Mutual accommodation. Now we have mutual shared arising. And if you can, every time you see something or see a person and everything's talking to you, the way we hit the bells is we don't hit it with our mind. We just kind of try to be an intermediary and let the stick hit the bell. So there's no mind. You don't hear the mind in it. There's no click of the mind in it. It's just, oh, the stick hit it, and the sound is rounder. Do you really want to take your mind out of being the dawn? The situationist is doing it. That would be pratitya samapada, shared arising. Everything has a certain fluidity. and it's quite interesting. When you begin to develop a world where you're looking at the world through hotness, everything starts becoming more precise.

[31:16]

When you look at things, they're extremely precise. Are they really that precise? It's like you have a highly focused camera. Are they luminous? Are they bright? Well, Yeah, it's no mystical experience. No, it's simply really that you have replaced wholeness with whatness. And the whatness is something we share, shared whatness.
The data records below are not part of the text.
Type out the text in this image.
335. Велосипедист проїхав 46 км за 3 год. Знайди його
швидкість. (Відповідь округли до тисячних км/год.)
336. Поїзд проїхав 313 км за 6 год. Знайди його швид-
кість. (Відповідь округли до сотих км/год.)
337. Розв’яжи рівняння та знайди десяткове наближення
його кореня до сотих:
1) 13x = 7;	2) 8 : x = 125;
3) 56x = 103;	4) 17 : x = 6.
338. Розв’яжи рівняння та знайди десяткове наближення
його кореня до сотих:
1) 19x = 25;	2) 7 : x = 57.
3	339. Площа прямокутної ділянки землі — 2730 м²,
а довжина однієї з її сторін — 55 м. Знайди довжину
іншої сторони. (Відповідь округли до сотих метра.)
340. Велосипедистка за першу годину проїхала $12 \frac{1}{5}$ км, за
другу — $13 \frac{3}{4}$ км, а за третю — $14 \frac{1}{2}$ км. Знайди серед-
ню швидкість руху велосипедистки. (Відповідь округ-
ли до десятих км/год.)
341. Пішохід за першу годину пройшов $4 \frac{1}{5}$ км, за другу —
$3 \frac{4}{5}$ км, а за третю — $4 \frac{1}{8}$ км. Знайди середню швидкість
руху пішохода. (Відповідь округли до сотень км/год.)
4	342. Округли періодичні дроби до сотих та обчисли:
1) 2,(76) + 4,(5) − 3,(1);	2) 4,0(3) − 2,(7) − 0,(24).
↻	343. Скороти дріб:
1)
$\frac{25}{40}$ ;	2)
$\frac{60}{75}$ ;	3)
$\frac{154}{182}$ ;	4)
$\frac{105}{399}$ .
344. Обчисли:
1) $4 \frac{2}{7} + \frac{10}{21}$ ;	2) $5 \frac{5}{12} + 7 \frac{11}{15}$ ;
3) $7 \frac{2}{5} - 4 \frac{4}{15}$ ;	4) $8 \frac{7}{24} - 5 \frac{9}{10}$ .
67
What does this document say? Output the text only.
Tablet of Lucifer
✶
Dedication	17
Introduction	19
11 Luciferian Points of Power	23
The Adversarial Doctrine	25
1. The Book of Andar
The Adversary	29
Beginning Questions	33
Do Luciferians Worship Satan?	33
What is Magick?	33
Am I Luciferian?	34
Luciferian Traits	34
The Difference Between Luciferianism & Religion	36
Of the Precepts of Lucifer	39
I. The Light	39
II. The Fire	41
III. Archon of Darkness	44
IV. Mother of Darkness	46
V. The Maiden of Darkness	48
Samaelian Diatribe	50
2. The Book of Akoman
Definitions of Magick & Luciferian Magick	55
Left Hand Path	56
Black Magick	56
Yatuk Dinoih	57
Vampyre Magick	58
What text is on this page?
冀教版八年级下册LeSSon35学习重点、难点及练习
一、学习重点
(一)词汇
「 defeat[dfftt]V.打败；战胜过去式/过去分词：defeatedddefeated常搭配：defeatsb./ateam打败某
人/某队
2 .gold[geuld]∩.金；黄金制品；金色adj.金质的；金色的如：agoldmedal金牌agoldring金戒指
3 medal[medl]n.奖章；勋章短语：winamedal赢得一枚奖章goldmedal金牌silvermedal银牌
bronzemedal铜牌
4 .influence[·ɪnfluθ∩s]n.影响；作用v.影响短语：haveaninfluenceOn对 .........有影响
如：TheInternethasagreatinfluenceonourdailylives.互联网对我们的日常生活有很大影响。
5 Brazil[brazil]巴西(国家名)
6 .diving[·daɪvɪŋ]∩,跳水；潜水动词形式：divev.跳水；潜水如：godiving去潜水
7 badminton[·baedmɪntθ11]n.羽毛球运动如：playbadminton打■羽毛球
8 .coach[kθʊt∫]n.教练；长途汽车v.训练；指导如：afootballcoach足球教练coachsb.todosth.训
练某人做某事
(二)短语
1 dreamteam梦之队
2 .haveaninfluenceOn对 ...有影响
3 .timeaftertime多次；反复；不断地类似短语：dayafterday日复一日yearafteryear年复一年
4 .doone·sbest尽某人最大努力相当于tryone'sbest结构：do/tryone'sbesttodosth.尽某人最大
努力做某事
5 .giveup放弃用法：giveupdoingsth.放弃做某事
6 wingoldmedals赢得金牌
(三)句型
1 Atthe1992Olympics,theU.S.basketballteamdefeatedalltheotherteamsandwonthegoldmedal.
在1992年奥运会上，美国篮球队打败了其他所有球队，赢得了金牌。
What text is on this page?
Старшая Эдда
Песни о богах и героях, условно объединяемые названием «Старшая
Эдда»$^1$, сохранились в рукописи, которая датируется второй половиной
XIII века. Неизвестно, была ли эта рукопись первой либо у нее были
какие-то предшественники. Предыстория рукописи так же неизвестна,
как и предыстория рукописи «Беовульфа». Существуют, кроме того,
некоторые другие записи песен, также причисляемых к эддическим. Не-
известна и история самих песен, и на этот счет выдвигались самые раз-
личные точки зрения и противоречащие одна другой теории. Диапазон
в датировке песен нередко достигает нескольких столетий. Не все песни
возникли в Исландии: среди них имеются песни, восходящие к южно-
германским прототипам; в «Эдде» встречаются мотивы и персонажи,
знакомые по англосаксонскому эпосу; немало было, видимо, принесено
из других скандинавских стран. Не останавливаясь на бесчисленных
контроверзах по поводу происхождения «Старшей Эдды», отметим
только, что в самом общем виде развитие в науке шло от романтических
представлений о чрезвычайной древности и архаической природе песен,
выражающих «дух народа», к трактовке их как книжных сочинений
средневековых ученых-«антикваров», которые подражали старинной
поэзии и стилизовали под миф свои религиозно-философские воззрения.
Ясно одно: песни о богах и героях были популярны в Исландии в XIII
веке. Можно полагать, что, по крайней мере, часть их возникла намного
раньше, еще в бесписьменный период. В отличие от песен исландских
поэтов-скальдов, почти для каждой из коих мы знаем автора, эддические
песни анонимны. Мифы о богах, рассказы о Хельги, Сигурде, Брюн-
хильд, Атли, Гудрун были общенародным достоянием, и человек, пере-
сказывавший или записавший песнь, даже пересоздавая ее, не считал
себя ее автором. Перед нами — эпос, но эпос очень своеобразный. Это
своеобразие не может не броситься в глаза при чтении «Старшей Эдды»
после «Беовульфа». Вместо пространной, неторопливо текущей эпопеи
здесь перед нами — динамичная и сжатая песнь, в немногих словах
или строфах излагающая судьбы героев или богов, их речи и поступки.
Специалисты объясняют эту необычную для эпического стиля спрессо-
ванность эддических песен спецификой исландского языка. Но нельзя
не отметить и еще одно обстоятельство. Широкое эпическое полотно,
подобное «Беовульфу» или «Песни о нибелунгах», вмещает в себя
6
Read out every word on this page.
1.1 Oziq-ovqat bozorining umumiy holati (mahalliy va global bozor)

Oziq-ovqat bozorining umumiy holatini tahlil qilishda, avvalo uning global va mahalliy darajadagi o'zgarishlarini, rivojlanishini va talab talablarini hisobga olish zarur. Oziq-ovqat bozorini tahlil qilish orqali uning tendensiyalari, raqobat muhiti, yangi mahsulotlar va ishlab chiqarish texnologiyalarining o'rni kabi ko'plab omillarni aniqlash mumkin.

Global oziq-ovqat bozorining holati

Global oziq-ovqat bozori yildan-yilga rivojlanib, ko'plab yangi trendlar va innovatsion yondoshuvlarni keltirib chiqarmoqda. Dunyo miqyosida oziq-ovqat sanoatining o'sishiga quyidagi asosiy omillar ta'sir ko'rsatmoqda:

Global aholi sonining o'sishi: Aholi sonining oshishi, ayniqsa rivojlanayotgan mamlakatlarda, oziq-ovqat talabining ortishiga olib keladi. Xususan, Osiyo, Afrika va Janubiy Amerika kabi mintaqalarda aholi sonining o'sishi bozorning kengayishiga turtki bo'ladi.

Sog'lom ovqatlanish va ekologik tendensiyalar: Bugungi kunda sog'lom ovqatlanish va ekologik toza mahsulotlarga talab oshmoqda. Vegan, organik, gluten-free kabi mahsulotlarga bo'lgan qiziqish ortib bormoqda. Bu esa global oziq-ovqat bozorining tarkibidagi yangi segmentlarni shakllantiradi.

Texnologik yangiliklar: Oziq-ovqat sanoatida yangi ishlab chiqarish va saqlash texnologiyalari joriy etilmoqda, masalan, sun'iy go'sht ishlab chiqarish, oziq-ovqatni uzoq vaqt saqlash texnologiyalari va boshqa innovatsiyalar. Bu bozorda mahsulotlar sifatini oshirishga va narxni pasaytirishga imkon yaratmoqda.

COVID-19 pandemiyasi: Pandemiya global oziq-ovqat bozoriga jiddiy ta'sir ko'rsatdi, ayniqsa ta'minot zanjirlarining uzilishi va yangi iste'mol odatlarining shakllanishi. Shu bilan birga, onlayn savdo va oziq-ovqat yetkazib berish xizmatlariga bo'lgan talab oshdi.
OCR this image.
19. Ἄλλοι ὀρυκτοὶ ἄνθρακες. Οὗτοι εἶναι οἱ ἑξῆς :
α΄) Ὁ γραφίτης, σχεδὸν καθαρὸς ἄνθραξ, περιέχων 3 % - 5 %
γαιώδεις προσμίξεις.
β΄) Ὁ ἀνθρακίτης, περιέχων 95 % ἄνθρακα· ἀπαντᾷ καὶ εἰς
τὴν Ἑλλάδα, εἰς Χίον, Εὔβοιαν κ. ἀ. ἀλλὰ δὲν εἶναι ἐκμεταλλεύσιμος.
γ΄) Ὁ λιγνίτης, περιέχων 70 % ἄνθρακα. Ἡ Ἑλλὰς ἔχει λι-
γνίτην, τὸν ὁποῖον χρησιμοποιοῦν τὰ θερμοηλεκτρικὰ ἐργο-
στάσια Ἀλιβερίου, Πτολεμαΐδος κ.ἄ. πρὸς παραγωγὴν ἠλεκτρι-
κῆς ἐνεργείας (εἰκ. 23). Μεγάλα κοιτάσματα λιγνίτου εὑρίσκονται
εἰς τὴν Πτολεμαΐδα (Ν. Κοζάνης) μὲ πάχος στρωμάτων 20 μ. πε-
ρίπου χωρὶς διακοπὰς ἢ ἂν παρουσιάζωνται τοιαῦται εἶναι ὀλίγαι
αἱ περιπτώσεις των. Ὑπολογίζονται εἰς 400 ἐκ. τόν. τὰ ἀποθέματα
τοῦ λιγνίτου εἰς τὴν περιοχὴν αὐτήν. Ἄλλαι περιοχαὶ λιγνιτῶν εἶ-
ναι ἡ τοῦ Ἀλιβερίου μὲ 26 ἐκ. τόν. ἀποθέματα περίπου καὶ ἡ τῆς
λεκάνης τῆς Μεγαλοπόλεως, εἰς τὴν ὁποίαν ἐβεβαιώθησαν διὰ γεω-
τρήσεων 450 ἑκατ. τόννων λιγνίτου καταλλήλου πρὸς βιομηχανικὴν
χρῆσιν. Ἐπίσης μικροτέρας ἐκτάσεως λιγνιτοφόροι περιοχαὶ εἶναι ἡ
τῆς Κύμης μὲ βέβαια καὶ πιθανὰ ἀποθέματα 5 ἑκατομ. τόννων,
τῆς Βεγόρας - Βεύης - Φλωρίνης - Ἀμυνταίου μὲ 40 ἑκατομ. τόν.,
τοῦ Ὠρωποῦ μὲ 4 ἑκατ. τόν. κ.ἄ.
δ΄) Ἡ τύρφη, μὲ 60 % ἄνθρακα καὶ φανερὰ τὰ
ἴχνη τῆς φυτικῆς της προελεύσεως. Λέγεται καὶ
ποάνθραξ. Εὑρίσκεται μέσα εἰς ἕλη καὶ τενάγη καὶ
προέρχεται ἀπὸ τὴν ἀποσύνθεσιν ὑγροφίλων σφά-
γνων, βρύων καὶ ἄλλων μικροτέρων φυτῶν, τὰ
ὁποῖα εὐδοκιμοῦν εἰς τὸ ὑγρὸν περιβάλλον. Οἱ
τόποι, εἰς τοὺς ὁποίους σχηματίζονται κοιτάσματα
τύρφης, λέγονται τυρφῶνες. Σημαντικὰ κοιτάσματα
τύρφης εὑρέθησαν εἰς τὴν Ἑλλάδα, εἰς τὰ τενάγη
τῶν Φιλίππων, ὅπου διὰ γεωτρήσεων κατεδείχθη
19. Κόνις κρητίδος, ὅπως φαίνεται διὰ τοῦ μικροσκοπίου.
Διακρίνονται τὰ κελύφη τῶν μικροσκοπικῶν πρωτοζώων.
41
I wish I could, you know, already connected, I wish I could find a phrase, a Wado phrase, like we could create already whatness or shared whatness. I haven't found one yet. But when you take the wholeness away and the naming away, which traps things, you take away the nameless, then things are just kind of free and they shine and they're precise and they're shared with an innerness with yourself and with others.

[32:30]

Now let me just go, we left that woman in the hospital after her biopsy and it wasn't good news and you come to visit and she's had some other visitors and the other visitors are there and they feel, boy, I'm glad this isn't happening to me. Oh, it must be terrible to have that prognosis. And then it might be if one of us comes, or I'd hope if I come, I come into the room and I park my who-ness at the door and I'm only there with my what-ness and my what-ness takes for granted she's going to die. Takes for granted I'm going to die. So maybe I'm not going to die in the same time frame, but yes, this whatness is, we share this whatness and it's going to die.

[33:38]

It's terrible and it's also no big deal. So I just join your whatness. I'd die with you if I could. I'd change places with you if I could. Self or other. But whether I can change places with you or not, that's Probably I can't actually do that, but I know I'm actually in the same place.